President Obama honored 20 artists, scholars and writers — including James Taylor, Quincy Jones, Philip Roth and Joyce Carol Oates — in a salute to the arts and humanities that embraced both celebrity and quiet achievement.
The president and first lady Michelle Obama filled the East Room of the White House on Wednesday with an array of talent that transcended generations and reached into the worlds of letters and music, history and dance, criticism and film.
“One of the great joys of being president is getting a chance to pay tribute to the artists and authors, poets and performers who have touched our hearts and opened our minds,” Mr. Obama said, adding with a knowing look, “or in the case of Quincy Jones and James Taylor, set the mood.”

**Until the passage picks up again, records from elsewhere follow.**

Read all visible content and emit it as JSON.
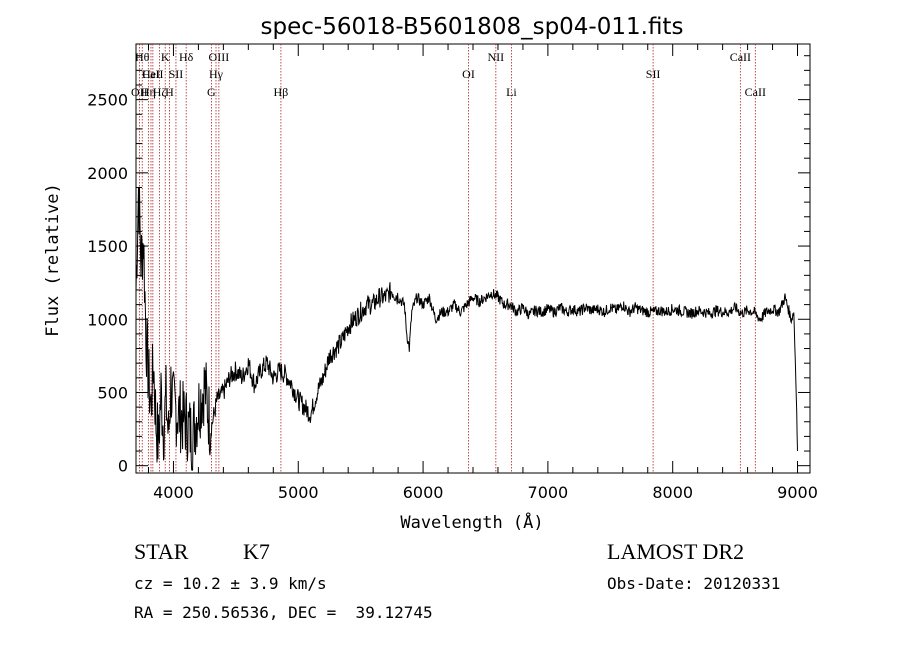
{
  "chart_data": {
    "type": "line",
    "title": "spec-56018-B5601808_sp04-011.fits",
    "xlabel": "Wavelength (Å)",
    "ylabel": "Flux (relative)",
    "xlim": [
      3700,
      9100
    ],
    "ylim": [
      -50,
      2880
    ],
    "x_ticks": [
      4000,
      5000,
      6000,
      7000,
      8000,
      9000
    ],
    "x_tick_labels": [
      "4000",
      "5000",
      "6000",
      "7000",
      "8000",
      "9000"
    ],
    "y_ticks": [
      0,
      500,
      1000,
      1500,
      2000,
      2500
    ],
    "y_tick_labels": [
      "0",
      "500",
      "1000",
      "1500",
      "2000",
      "2500"
    ],
    "grid": false,
    "series": [
      {
        "name": "flux",
        "x": [
          3700,
          3720,
          3740,
          3760,
          3780,
          3800,
          3820,
          3840,
          3860,
          3880,
          3900,
          3920,
          3940,
          3960,
          3980,
          4000,
          4050,
          4100,
          4150,
          4200,
          4250,
          4300,
          4350,
          4400,
          4450,
          4500,
          4550,
          4600,
          4650,
          4700,
          4750,
          4800,
          4850,
          4900,
          4950,
          5000,
          5050,
          5100,
          5150,
          5200,
          5250,
          5300,
          5350,
          5400,
          5450,
          5500,
          5550,
          5600,
          5650,
          5700,
          5750,
          5800,
          5850,
          5870,
          5890,
          5910,
          5950,
          6000,
          6050,
          6100,
          6150,
          6200,
          6250,
          6300,
          6350,
          6400,
          6450,
          6500,
          6550,
          6600,
          6650,
          6700,
          6750,
          6800,
          6850,
          6900,
          6950,
          7000,
          7050,
          7100,
          7150,
          7200,
          7250,
          7300,
          7350,
          7400,
          7450,
          7500,
          7550,
          7600,
          7650,
          7700,
          7750,
          7800,
          7850,
          7900,
          7950,
          8000,
          8050,
          8100,
          8150,
          8200,
          8250,
          8300,
          8350,
          8400,
          8450,
          8500,
          8550,
          8600,
          8650,
          8700,
          8750,
          8800,
          8850,
          8900,
          8950,
          8970,
          8990,
          9000
        ],
        "y": [
          1200,
          1900,
          1400,
          1550,
          900,
          600,
          400,
          700,
          300,
          150,
          500,
          250,
          450,
          200,
          550,
          400,
          350,
          300,
          200,
          400,
          550,
          250,
          450,
          500,
          600,
          650,
          600,
          700,
          550,
          650,
          700,
          600,
          650,
          620,
          550,
          450,
          400,
          350,
          500,
          600,
          750,
          800,
          850,
          950,
          1000,
          1050,
          1100,
          1100,
          1150,
          1150,
          1200,
          1150,
          1100,
          900,
          800,
          1050,
          1150,
          1100,
          1150,
          1000,
          1050,
          1050,
          1100,
          1050,
          1100,
          1150,
          1120,
          1150,
          1180,
          1150,
          1100,
          1100,
          1050,
          1080,
          1030,
          1060,
          1050,
          1070,
          1050,
          1080,
          1050,
          1070,
          1050,
          1080,
          1060,
          1070,
          1050,
          1080,
          1060,
          1100,
          1050,
          1080,
          1060,
          1050,
          1050,
          1060,
          1050,
          1070,
          1060,
          1050,
          1040,
          1060,
          1050,
          1040,
          1060,
          1050,
          1050,
          1080,
          1040,
          1060,
          1050,
          1000,
          1050,
          1070,
          1050,
          1150,
          1000,
          1050,
          500,
          100
        ]
      }
    ],
    "lines": [
      {
        "x": 3727,
        "label": "OII",
        "row": 2
      },
      {
        "x": 3750,
        "label": "Hθ",
        "row": 0
      },
      {
        "x": 3799,
        "label": "Hη",
        "row": 2
      },
      {
        "x": 3820,
        "label": "HeI",
        "row": 1
      },
      {
        "x": 3835,
        "label": "CaII",
        "row": 1
      },
      {
        "x": 3889,
        "label": "Hζ",
        "row": 2
      },
      {
        "x": 3934,
        "label": "K",
        "row": 0
      },
      {
        "x": 3968,
        "label": "H",
        "row": 2
      },
      {
        "x": 4020,
        "label": "SII",
        "row": 1
      },
      {
        "x": 4102,
        "label": "Hδ",
        "row": 0
      },
      {
        "x": 4304,
        "label": "G",
        "row": 2
      },
      {
        "x": 4341,
        "label": "Hγ",
        "row": 1
      },
      {
        "x": 4364,
        "label": "OIII",
        "row": 0
      },
      {
        "x": 4861,
        "label": "Hβ",
        "row": 2
      },
      {
        "x": 6364,
        "label": "OI",
        "row": 1
      },
      {
        "x": 6583,
        "label": "NII",
        "row": 0
      },
      {
        "x": 6708,
        "label": "Li",
        "row": 2
      },
      {
        "x": 7843,
        "label": "SII",
        "row": 1
      },
      {
        "x": 8542,
        "label": "CaII",
        "row": 0
      },
      {
        "x": 8662,
        "label": "CaII",
        "row": 2
      }
    ]
  },
  "info": {
    "object_class": "STAR",
    "subclass": "K7",
    "survey": "LAMOST DR2",
    "redshift": "cz = 10.2 ± 3.9 km/s",
    "obs_date": "Obs-Date: 20120331",
    "coords": "RA = 250.56536, DEC =  39.12745"
  }
}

Multiple Oscar winner Meryl Streep and Harper Lee, author of “To Kill a Mockingbird,” also were honored but were unable to attend.
The president bestowed 10 National Medal of Arts and 10 National Humanities Medals.
“I speak personally here because there are people here whose books or poetry or works of history shaped me,” he said. Nodding toward arts medalist and jazz artist Sonny Rollins seated before him, he said: “I’ve got these thumb-worn editions of these works of art and these old records where they were still vinyl, Sonny, before they went digital that helped inspire me or get me through a tough day or take risks that I might not otherwise have taken.”
Mr. Taylor later made his way to the White House press briefing room, where he marveled at the nearly saucer-sized medal around his neck.
“I’m just over the moon, sailing,” he said.
Mr. Taylor, who campaigned for Mr. Obama in 2008 and had to cancel a concert with his son Ben in Des Moines to attend Wednesday’s ceremony, offered the president a bit of political advice.
“I think that the administration has been almost too modest in their accomplishments,” he said. “I’m hoping the American public understands who we’ve got here, what we’ve got in this president.”
In his salute, Mr. Obama noted that the honorees had contributed to the intellectual growth of the nation and provided diversion — a chance to laugh or escape from the pressures of the moment.
“We also remember the art that challenged our assumptions, the scholarship that brought us closer to the events of our history, the poetry that we loved — or at least the poetry that we might recite to a girlfriend to seem deep,” he said. “Of course, we still hum the great songs by the musicians in this room — songs that in many cases have been the soundtrack of our lives over decades.”
The Marine Band, a fixture at ceremonies such as this, played a familiar tune as the honorees and guests made their way out the East Room — it was Mr. Taylor’s lullaby “Sweet Baby James.”
Others receiving arts medals:
• Van Cliburn, the world-renowned pianist who broke into the international scene in 1958 by winning the International Tchaikovsky Competition in Moscow.
• Quincy Jones, musician, composer, record producer and arranger of multiple musical fusions.
• Mark di Suvero, the abstract expressionist sculptor.
• Donald Hall, the poet laureate of the United States from 2006 to 2007.
• Robert Brustein, theater critic, producer, playwright and founder of the Yale Repertory Theatre and the American Repertory Theater.
• Jacob’s Pillow Dance Festival, the longest-running American dance festival, based in the Berkshires in Massachusetts.
Receiving medals for the humanities:
• Daniel Aaron, founding president of the Library of America.
• Bernard Bailyn, Pulitzer Prize-winning historian focused on early U.S. history.
• Jacques Barzun, a scholar and a leader in the field of cultural history.
• Wendell E. Berry, a poet, conservationist and author of more than 40 books.
• Roberto Gonzalez Echevarria, a scholar and literary critic.
• Stanley Nider Katz, president of the American Council of Learned Societies.
• Arnold Rampersad, a biographer and literary critic known for books that profiled W.E.B. Du Bois, Langston Hughes, Jackie Robinson and Ralph Ellison.
• Philip Roth, Pulitzer Prize winner and author of 24 novels, including “Portnoy’s Complaint” and “American Pastoral.”
• Gordon Wood, scholar, historian and Pulitzer Prize winner.